As Peter says, “For it is time for judgment to begin with the household of God; and if it begins with us first, what will be the outcome for those who do not obey the Gospel of God?” (1 Pet 4:17). Should Christ come first to condemn the world for not being more like the church, when the church has become so much like the world! In a nearby community, I regularly pass by a historic church building that has a large sign out front which says, “Help Save Our Church.” There is a website and contact information for passers-by to contact and make donations to save this church building. Can we not see how upside down this idea is? It is not the job of the world to save the church with its financial resources, but the job of the church to save the world by its spiritual resources in the gospel.
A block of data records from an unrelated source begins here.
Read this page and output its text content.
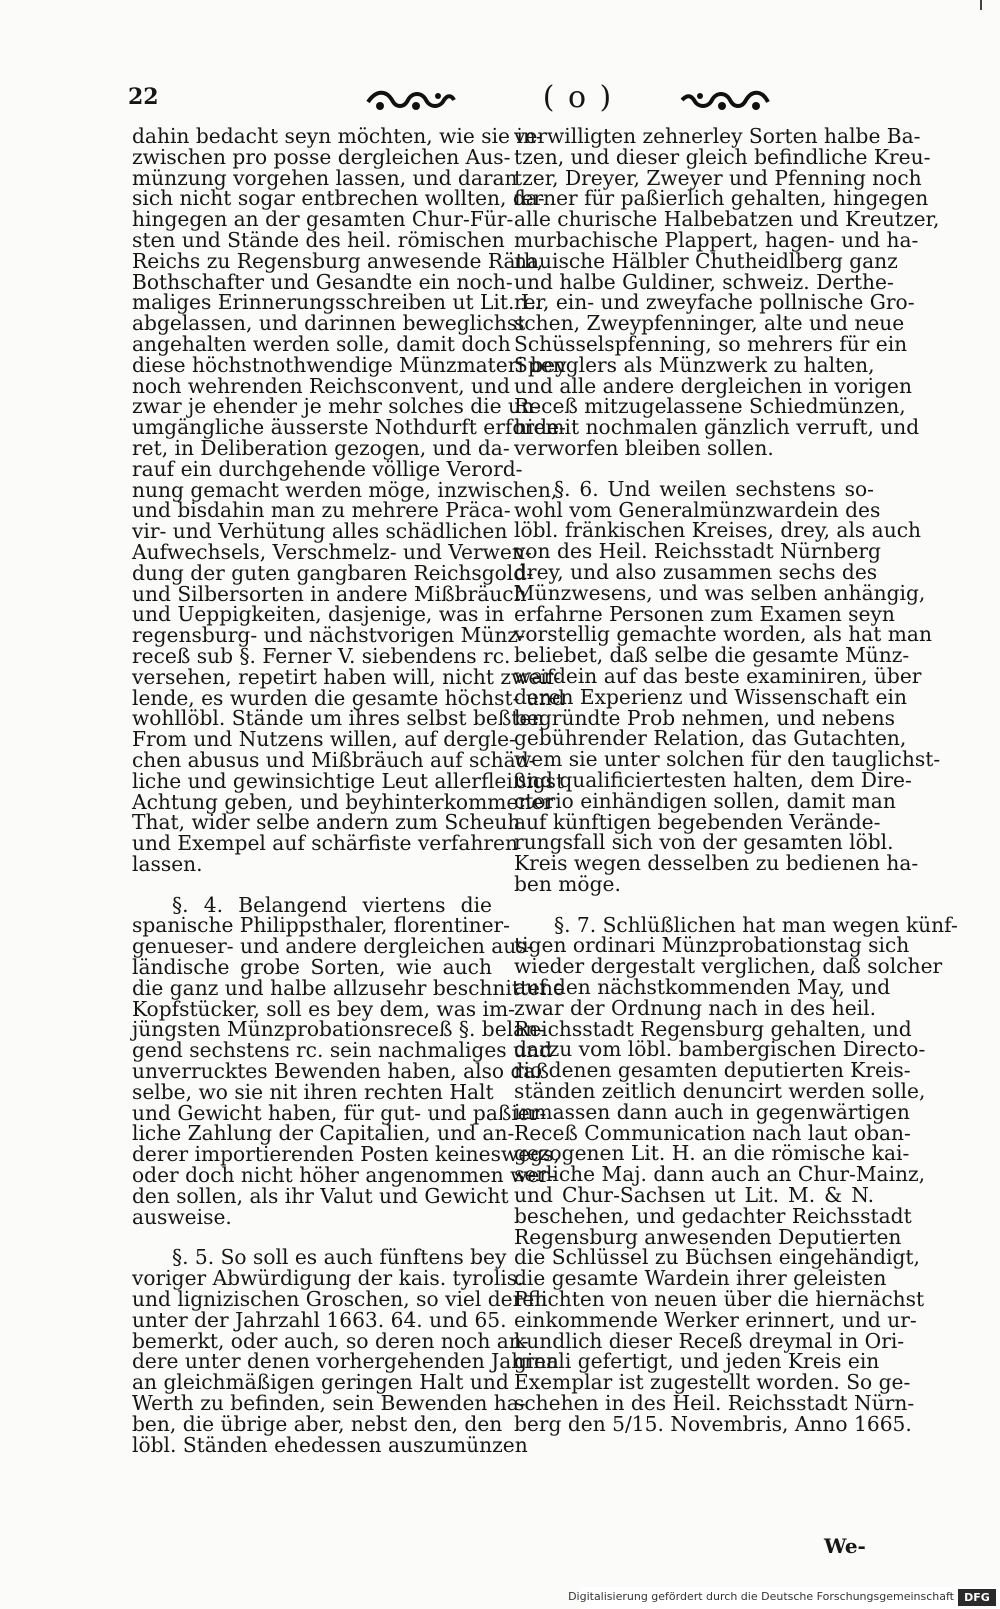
22	( o )
dahin bedacht seyn möchten, wie sie in-
zwischen pro posse dergleichen Aus-
münzung vorgehen lassen, und daran
sich nicht sogar entbrechen wollten, da-
hingegen an der gesamten Chur-Für-
sten und Stände des heil. römischen
Reichs zu Regensburg anwesende Räth,
Bothschafter und Gesandte ein noch-
maliges Erinnerungsschreiben ut Lit. L.
abgelassen, und darinnen beweglichst
angehalten werden solle, damit doch
diese höchstnothwendige Münzmateri bey
noch wehrenden Reichsconvent, und
zwar je ehender je mehr solches die un-
umgängliche äusserste Nothdurft erforde-
ret, in Deliberation gezogen, und da-
rauf ein durchgehende völlige Verord-
nung gemacht werden möge, inzwischen,
und bisdahin man zu mehrere Präca-
vir- und Verhütung alles schädlichen
Aufwechsels, Verschmelz- und Verwen-
dung der guten gangbaren Reichsgold-
und Silbersorten in andere Mißbräuch
und Ueppigkeiten, dasjenige, was in
regensburg- und nächstvorigen Münz-
receß sub §. Ferner V. siebendens rc.
versehen, repetirt haben will, nicht zweif-
lende, es wurden die gesamte höchst- und
wohllöbl. Stände um ihres selbst beßten
From und Nutzens willen, auf dergle-
chen abusus und Mißbräuch auf schäd-
liche und gewinsichtige Leut allerfleißigst
Achtung geben, und beyhinterkommener
That, wider selbe andern zum Scheuh
und Exempel auf schärfiste verfahren
lassen.
§. 4. Belangend viertens die
spanische Philippsthaler, florentiner-
genueser- und andere dergleichen aus-
ländische grobe Sorten, wie auch
die ganz und halbe allzusehr beschnittene
Kopfstücker, soll es bey dem, was im-
jüngsten Münzprobationsreceß §. belan-
gend sechstens rc. sein nachmaliges und
unverrucktes Bewenden haben, also daß
selbe, wo sie nit ihren rechten Halt
und Gewicht haben, für gut- und paßier-
liche Zahlung der Capitalien, und an-
derer importierenden Posten keineswegs,
oder doch nicht höher angenommen wer-
den sollen, als ihr Valut und Gewicht
ausweise.
§. 5. So soll es auch fünftens bey
voriger Abwürdigung der kais. tyrolis.
und lignizischen Groschen, so viel deren
unter der Jahrzahl 1663. 64. und 65.
bemerkt, oder auch, so deren noch an-
dere unter denen vorhergehenden Jahren
an gleichmäßigen geringen Halt und
Werth zu befinden, sein Bewenden ha-
ben, die übrige aber, nebst den, den
löbl. Ständen ehedessen auszumünzen
verwilligten zehnerley Sorten halbe Ba-
tzen, und dieser gleich befindliche Kreu-
tzer, Dreyer, Zweyer und Pfenning noch
ferner für paßierlich gehalten, hingegen
alle churische Halbebatzen und Kreutzer,
murbachische Plappert, hagen- und ha-
nauische Hälbler Chutheidlberg ganz
und halbe Guldiner, schweiz. Derthe-
rer, ein- und zweyfache pollnische Gro-
schen, Zweypfenninger, alte und neue
Schüsselspfenning, so mehrers für ein
Spenglers als Münzwerk zu halten,
und alle andere dergleichen in vorigen
Receß mitzugelassene Schiedmünzen,
hiemit nochmalen gänzlich verruft, und
verworfen bleiben sollen.
§. 6. Und weilen sechstens so-
wohl vom Generalmünzwardein des
löbl. fränkischen Kreises, drey, als auch
von des Heil. Reichsstadt Nürnberg
drey, und also zusammen sechs des
Münzwesens, und was selben anhängig,
erfahrne Personen zum Examen seyn
vorstellig gemachte worden, als hat man
beliebet, daß selbe die gesamte Münz-
wardein auf das beste examiniren, über
deren Experienz und Wissenschaft ein
begründte Prob nehmen, und nebens
gebührender Relation, das Gutachten,
wem sie unter solchen für den tauglichst-
und qualificiertesten halten, dem Dire-
ctorio einhändigen sollen, damit man
auf künftigen begebenden Verände-
rungsfall sich von der gesamten löbl.
Kreis wegen desselben zu bedienen ha-
ben möge.
§. 7. Schlüßlichen hat man wegen künf-
tigen ordinari Münzprobationstag sich
wieder dergestalt verglichen, daß solcher
auf den nächstkommenden May, und
zwar der Ordnung nach in des heil.
Reichsstadt Regensburg gehalten, und
darzu vom löbl. bambergischen Directo-
rio denen gesamten deputierten Kreis-
ständen zeitlich denuncirt werden solle,
inmassen dann auch in gegenwärtigen
Receß Communication nach laut oban-
gezogenen Lit. H. an die römische kai-
serliche Maj. dann auch an Chur-Mainz,
und Chur-Sachsen ut Lit. M. & N.
beschehen, und gedachter Reichsstadt
Regensburg anwesenden Deputierten
die Schlüssel zu Büchsen eingehändigt,
die gesamte Wardein ihrer geleisten
Pflichten von neuen über die hiernächst
einkommende Werker erinnert, und ur-
kundlich dieser Receß dreymal in Ori-
ginali gefertigt, und jeden Kreis ein
Exemplar ist zugestellt worden. So ge-
schehen in des Heil. Reichsstadt Nürn-
berg den 5/15. Novembris, Anno 1665.
We-
Digitalisierung gefördert durch die Deutsche Forschungsgemeinschaft DFG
How many church buildings in the cities of the world are hollow shells of their former selves? How many have become historical markers and museums of ancient history? We say, “Well the world has changed.” I don’t think it has changed nearly as much as the church has changed. We have lost the mission and passion of Jesus. We have stopped weeping over our cities and therefore we have stopped reaching out to our cities with the good news that is the world’s only hope.

Jesus wept and His tears drove Him to action, purifying the faith and practice of the religious community in the city of Jerusalem. So must we also get serious about the testimony we present to our city through our words and through our deeds. When this city looks upon the church as representatives of God’s people, my hope is that they do not weep in despair over our contrasts and conditions, but rather see that we are a house of prayer for all nations, where they might find the soul-saving remedy for their sinful condition.

Jesus did not stop with the cleansing of the temple. He continued on teaching daily in the city. This is what the city needs. It needs the presence of Christ and His word directing them to salvation. Our city needs to see His presence through us as we present a consistent witness to those within our sphere of influence on a daily basis. There are seven days in the week, and the city is bustling with activity, some good but much evil every day. We cannot undo that with one hour on Sunday. We must labor in this place daily for Christ as witnesses to His life-changing power. Like Jesus, we must be out in our city making His good news known daily!

But Jesus did not stop there. At the end of that week, He laid down His life for the souls of that city and died for their sins on the cross. And the message of the cross is the only hope for first century Jerusalem and 21st Century Greensboro. We must proclaim that message, and we must live that message, willing to endure whatever personal sacrifice is necessary for the salvation of the city’s multitudes. Then we will see lives changed. And as lives are changed this city will be changed. And as this city and others like it are changed, the world will be changed by the power of God and for the glory of God. But it will not happen unless we see the city as Jesus saw it, and weep for the city as Jesus wept for it, and allow our tears to move us to embrace His task of reaching our cities for Him.

The story is told of William Booth, the founder of the Salvation Army. When he had sent two women out to begin a new mission in a new city, they met only frustration and failure. They sent word back to Booth after a few years saying that they were ready to just give up, because no matter what they tried, nothing seemed to be working. According to one report, their message said, “Would you kindly move us to another station? We are so tired and disheartened. We’ve tried everything … We’ve tried preaching on street corners, beating drums, passing out tracts, and nothing works. Please move us to another location.” Booth replied with a two-word telegram: “Try Tears.”

Have you tried tears? Have you seen your city and wept with Jesus over it? The Word of the Lord has promised us, “Those who sow in tears shall reap with joyful shouting. He who goes to and fro weeping, carrying his bag of seed, shall indeed come again with a shout of joy, bringing his sheaves with him.” Our King came weeping. Let not our eyes be dry as we follow Him.